Pracownice Ministerstwa zaczęły tłoczyć się wokół bezwładnego skrzata, a roztaczające się wokół szepty wprawiały w przerażenie drugiego, zielonookiego skrzata ubranego w mugolski strój dla lalki, a teraz skulonego w kącie pokoju pomiędzy koszem na śmieci, a jednym z biurek.

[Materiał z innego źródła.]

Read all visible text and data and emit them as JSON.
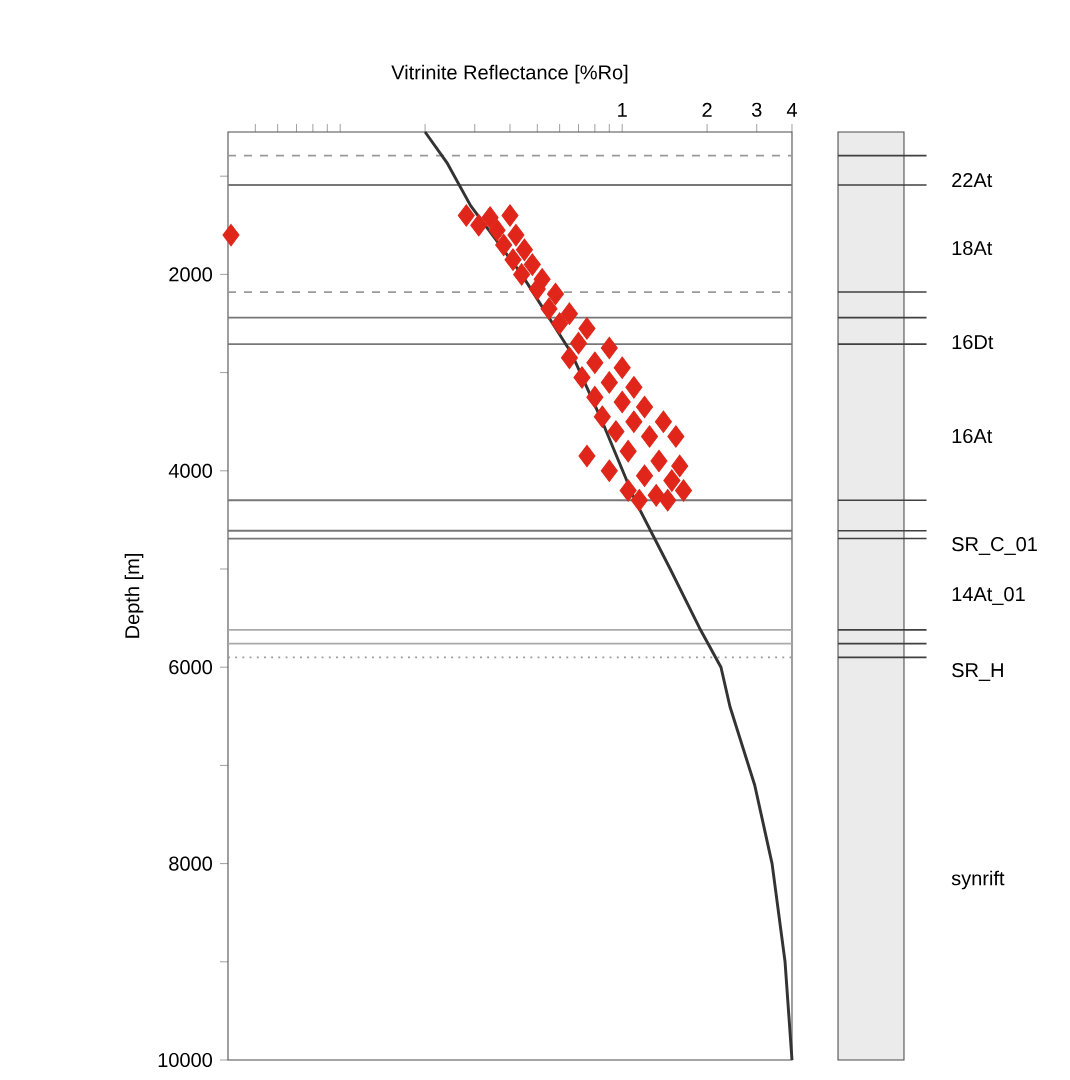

Zaczęły zastanawiać się co się stało, a powracające wciąż pytanie: ,,Wrócił? Ale kto? " cisnęło się na usta. Jedynie Romilda wykazała się zdrowym rozsądkiem. Wycelowała różdżką w pierś skrzata, który momentalnie wracał do otaczającego go świata. Gdy tylko otworzył oczy odskoczył od otaczających go ludzi. Przebiegł wzrokiem po tłumie zebranych, a jego wzrok zatrzymał się wysokim, rudowłosym, piegowatym mężczyźnie. Wydawało się, że skrzat rozpoznał w Ronaldzie Weasley'u przyjaciela, a nie wroga i że to właśnie bezpośrednio jemu wyjawi cel swojej nieoczekiwanej aportacji. Skrzat powstał, ale w momencie, gdy otworzył usta jego pierwsze słowa zagłuszył odgłos pojawienie jeszcze kogoś w i tak już przepełnionym pomieszczeniu. Na środku miękkiego dywanu aportował się kolejny, wycieńczony i zakrwawiony skrzat.
- Twierdza upadła! Stworek nie żyje- powiedział- i wyzionął ducha.